Saturday, June 13, 2015

Past the 200K Miles Mark - In Flight

Remember how my father was so nerdy that he did advance research on what movies they would be showing on the in-flight entertainment device?

Well, funny story...

Recall that my parents booked this trip somewhat last minute (3 weeks before departure). When you book a flight to Israel that close, you will often find that all the seats left are singles (usually middles). That'd be fine for a couple, but very difficult for a family with a young toddler.

This is what the seating chart approximately looked like for my family of three (this chart was taken at the time of the post, not at the time of our actual booking).

So my father called United and pleaded them to find a way to seat us together. The best the phone agent could do was Seats 35A and 35B together, but 35C was taken. She offered us 34E (a middle seat) so that we were close, but my father opted instead to take 19C (an aisle seat in Economy+ with extra leg room) knowing that it was a better bargaining chip for the person in 35C.

So worst case scenario, my father and I would sit together in the back and my mother would be upfront by herself. However, the plan was to arrive early to the boarding gate and ask the gate agent if she could possibly call the individual assigned 35C and preemptively ask for a trade before boarding started. After all, that would be a lot easier than that individual having to fight against the current to go from row 35 back up to row 19.

Instead of doing that, however, the wonderful gate agent took down our info and said to hang tight. She said she was going to try and get us together as close as possible.

Then boarding started and we found ourselves waiting in the lane when the speaker called for my father to approach the counter. The wonderful agent was able to secure us 3 seats all in row 21, except that my father was in 21F. Across the aisle, my mother and I would be in 21J and 21K, with a stranger sitting in the window seat, 21L.

So now the plan was to see if 21L (window) would switch with us to take 21F (aisle). To make the offer more enticing, my parents made sure that I was seated in 21K (next to the stranger).

As it turned out, the Israeli gentleman assigned to 21L was more than happy to trade and gladly took 21F as my family took over the entire 3 seat row (21JKL).

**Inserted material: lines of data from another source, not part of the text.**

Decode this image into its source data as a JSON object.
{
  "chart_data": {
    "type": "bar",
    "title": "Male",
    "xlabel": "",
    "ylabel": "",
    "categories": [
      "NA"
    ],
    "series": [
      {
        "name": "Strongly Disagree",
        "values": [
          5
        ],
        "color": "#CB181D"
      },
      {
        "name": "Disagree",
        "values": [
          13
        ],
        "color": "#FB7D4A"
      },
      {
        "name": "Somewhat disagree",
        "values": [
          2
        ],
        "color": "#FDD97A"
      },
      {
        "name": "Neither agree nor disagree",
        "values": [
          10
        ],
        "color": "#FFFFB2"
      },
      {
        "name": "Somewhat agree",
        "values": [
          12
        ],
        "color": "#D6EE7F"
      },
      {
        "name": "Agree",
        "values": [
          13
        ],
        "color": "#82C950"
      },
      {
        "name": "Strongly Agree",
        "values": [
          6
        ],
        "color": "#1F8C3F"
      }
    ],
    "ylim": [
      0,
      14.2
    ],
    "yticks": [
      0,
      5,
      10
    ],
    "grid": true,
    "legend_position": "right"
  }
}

Win-win for everyone, right?

Unfortunately, that wasn't the case. It turned out that several in-flight entertainment devices in the headrests were not working correctly, including 21J that my father had, but more importantly, 21F that the kind stranger had traded for.

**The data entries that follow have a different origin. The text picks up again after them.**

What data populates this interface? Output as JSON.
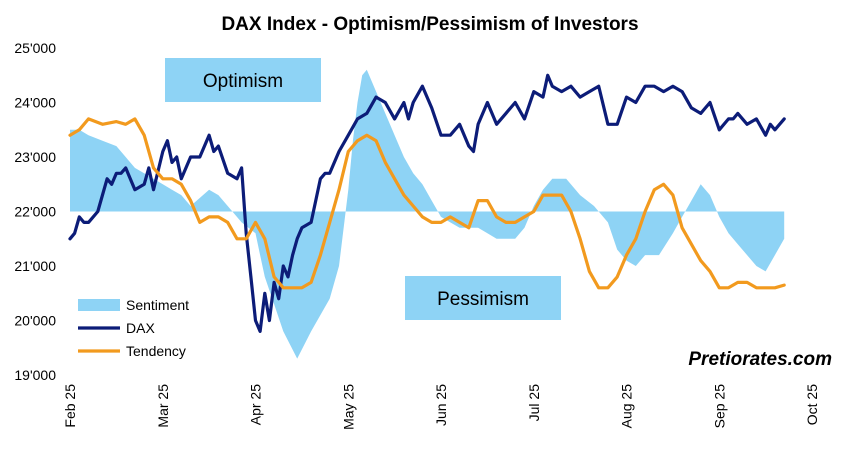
{
  "chart_data": {
    "type": "area+line",
    "title": "DAX Index - Optimism/Pessimism of Investors",
    "xlabel": "",
    "ylabel": "",
    "ylim": [
      19000,
      25000
    ],
    "xlim": [
      0,
      8
    ],
    "y_ticks": [
      "19'000",
      "20'000",
      "21'000",
      "22'000",
      "23'000",
      "24'000",
      "25'000"
    ],
    "y_tick_values": [
      19000,
      20000,
      21000,
      22000,
      23000,
      24000,
      25000
    ],
    "x_ticks": [
      "Feb 25",
      "Mar 25",
      "Apr 25",
      "May 25",
      "Jun 25",
      "Jul 25",
      "Aug 25",
      "Sep 25",
      "Oct 25"
    ],
    "x_tick_values": [
      0,
      1,
      2,
      3,
      4,
      5,
      6,
      7,
      8
    ],
    "sentiment_baseline": 22000,
    "annotations": {
      "optimism": "Optimism",
      "pessimism": "Pessimism"
    },
    "legend": [
      "Sentiment",
      "DAX",
      "Tendency"
    ],
    "colors": {
      "sentiment": "#8ed3f5",
      "dax": "#0c1c78",
      "tendency": "#f29a1e",
      "box": "#8ed3f5"
    },
    "series": [
      {
        "name": "Sentiment",
        "type": "area",
        "x": [
          0,
          0.1,
          0.2,
          0.35,
          0.5,
          0.7,
          0.9,
          1.0,
          1.1,
          1.2,
          1.3,
          1.5,
          1.6,
          1.7,
          1.85,
          2.0,
          2.05,
          2.1,
          2.2,
          2.3,
          2.45,
          2.6,
          2.8,
          2.9,
          3.0,
          3.05,
          3.1,
          3.15,
          3.2,
          3.3,
          3.4,
          3.5,
          3.6,
          3.7,
          3.8,
          3.9,
          4.0,
          4.1,
          4.2,
          4.4,
          4.5,
          4.6,
          4.8,
          4.9,
          5.0,
          5.1,
          5.2,
          5.35,
          5.5,
          5.65,
          5.8,
          5.9,
          6.0,
          6.1,
          6.2,
          6.35,
          6.5,
          6.6,
          6.7,
          6.8,
          6.9,
          7.0,
          7.1,
          7.2,
          7.3,
          7.4,
          7.5,
          7.6,
          7.7
        ],
        "values": [
          23500,
          23500,
          23400,
          23300,
          23200,
          22800,
          22600,
          22500,
          22400,
          22300,
          22100,
          22400,
          22300,
          22100,
          21800,
          21600,
          21200,
          20800,
          20300,
          19800,
          19300,
          19800,
          20400,
          21000,
          22400,
          23300,
          24000,
          24500,
          24600,
          24200,
          23800,
          23400,
          23000,
          22700,
          22500,
          22200,
          21900,
          21800,
          21700,
          21700,
          21600,
          21500,
          21500,
          21700,
          22100,
          22400,
          22600,
          22600,
          22300,
          22100,
          21800,
          21300,
          21100,
          21000,
          21200,
          21200,
          21600,
          21900,
          22200,
          22500,
          22300,
          21900,
          21600,
          21400,
          21200,
          21000,
          20900,
          21200,
          21500
        ]
      },
      {
        "name": "DAX",
        "type": "line",
        "x": [
          0,
          0.05,
          0.1,
          0.15,
          0.2,
          0.3,
          0.4,
          0.45,
          0.5,
          0.55,
          0.6,
          0.7,
          0.8,
          0.85,
          0.9,
          1.0,
          1.05,
          1.1,
          1.15,
          1.2,
          1.3,
          1.4,
          1.5,
          1.55,
          1.6,
          1.7,
          1.8,
          1.85,
          1.9,
          1.95,
          2.0,
          2.05,
          2.1,
          2.15,
          2.2,
          2.25,
          2.3,
          2.35,
          2.4,
          2.45,
          2.5,
          2.6,
          2.7,
          2.75,
          2.8,
          2.9,
          3.0,
          3.1,
          3.2,
          3.3,
          3.4,
          3.5,
          3.6,
          3.65,
          3.7,
          3.8,
          3.9,
          4.0,
          4.1,
          4.2,
          4.3,
          4.35,
          4.4,
          4.5,
          4.6,
          4.7,
          4.8,
          4.9,
          5.0,
          5.1,
          5.15,
          5.2,
          5.3,
          5.4,
          5.5,
          5.6,
          5.7,
          5.8,
          5.9,
          6.0,
          6.1,
          6.2,
          6.3,
          6.4,
          6.5,
          6.6,
          6.7,
          6.8,
          6.9,
          7.0,
          7.1,
          7.15,
          7.2,
          7.3,
          7.4,
          7.5,
          7.55,
          7.6,
          7.7
        ],
        "values": [
          21500,
          21600,
          21900,
          21800,
          21800,
          22000,
          22600,
          22500,
          22700,
          22700,
          22800,
          22400,
          22500,
          22800,
          22400,
          23100,
          23300,
          22900,
          23000,
          22600,
          23000,
          23000,
          23400,
          23100,
          23200,
          22700,
          22600,
          22800,
          21600,
          20800,
          20000,
          19800,
          20500,
          20000,
          20700,
          20400,
          21000,
          20800,
          21200,
          21500,
          21700,
          21800,
          22600,
          22700,
          22700,
          23100,
          23400,
          23700,
          23800,
          24100,
          24000,
          23700,
          24000,
          23700,
          24000,
          24300,
          23900,
          23400,
          23400,
          23600,
          23200,
          23100,
          23600,
          24000,
          23600,
          23800,
          24000,
          23700,
          24200,
          24100,
          24500,
          24300,
          24200,
          24300,
          24100,
          24200,
          24300,
          23600,
          23600,
          24100,
          24000,
          24300,
          24300,
          24200,
          24300,
          24200,
          23900,
          23800,
          24000,
          23500,
          23700,
          23700,
          23800,
          23600,
          23700,
          23400,
          23600,
          23500,
          23700
        ]
      },
      {
        "name": "Tendency",
        "type": "line",
        "x": [
          0,
          0.1,
          0.2,
          0.35,
          0.5,
          0.6,
          0.7,
          0.8,
          0.9,
          1.0,
          1.1,
          1.2,
          1.3,
          1.4,
          1.5,
          1.6,
          1.7,
          1.8,
          1.9,
          2.0,
          2.1,
          2.2,
          2.3,
          2.4,
          2.5,
          2.6,
          2.7,
          2.8,
          2.9,
          3.0,
          3.1,
          3.2,
          3.3,
          3.4,
          3.5,
          3.6,
          3.7,
          3.8,
          3.9,
          4.0,
          4.1,
          4.2,
          4.3,
          4.4,
          4.5,
          4.6,
          4.7,
          4.8,
          4.9,
          5.0,
          5.1,
          5.2,
          5.3,
          5.4,
          5.5,
          5.6,
          5.7,
          5.8,
          5.9,
          6.0,
          6.1,
          6.2,
          6.3,
          6.4,
          6.5,
          6.6,
          6.7,
          6.8,
          6.9,
          7.0,
          7.1,
          7.2,
          7.3,
          7.4,
          7.5,
          7.6,
          7.7
        ],
        "values": [
          23400,
          23500,
          23700,
          23600,
          23650,
          23600,
          23700,
          23400,
          22800,
          22600,
          22600,
          22500,
          22200,
          21800,
          21900,
          21900,
          21800,
          21500,
          21500,
          21800,
          21500,
          20800,
          20600,
          20600,
          20600,
          20700,
          21200,
          21800,
          22400,
          23100,
          23300,
          23400,
          23300,
          22900,
          22600,
          22300,
          22100,
          21900,
          21800,
          21800,
          21900,
          21800,
          21700,
          22200,
          22200,
          21900,
          21800,
          21800,
          21900,
          22000,
          22300,
          22300,
          22300,
          22000,
          21500,
          20900,
          20600,
          20600,
          20800,
          21200,
          21500,
          22000,
          22400,
          22500,
          22300,
          21700,
          21400,
          21100,
          20900,
          20600,
          20600,
          20700,
          20700,
          20600,
          20600,
          20600,
          20650
        ]
      }
    ]
  },
  "brand": "Pretiorates.com"
}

10.5 hours is a long time to fly without a working entertainment screen. Fortunately, the gentleman in 21F was very kind about the entire situation and saw that my father's screen was also malfunctioning. Of course, he didn't raise the fact that his original seat (21L) had a working system.

My father offered to buy him a drink when the beverage cart came by, but he politely declined and just made do with his tablet and eye-mask. After all, it was the middle of the night when most normal people were sound asleep.

We were so grateful this kind soul was gracious enough to trade and also not complain about a broken IFE. In fact, my father was stressing out about it more than the stranger (who didn't have an adorable toddler sitting next to him with a working IFE that he could take over).

FYI, my father watched American Sniper like he planned, but instead of Kingsmen, he decided to watch Exodus - Gods & Kings because, seemed appropriate given our destination.

Overall, we were very, very lucky that this flight ended up being as smooth as it did.

Now, we'll see if United will respond to our claim for some mileage compensation for the broken in flight entertainment units. My grandmother received 7,500 Mileageplus miles for the same inconvenience on her Seoul-San Francisco flight. Those miles are worth about $150 to my family, so a very generous deal if we can swing it too.

[UPDATE: June 16 - United responded with two (2) electronic travel certificates for $175 each. Very fair, I'd say.]

In the meantime, I'm having a blast with my grandparents here in Israel.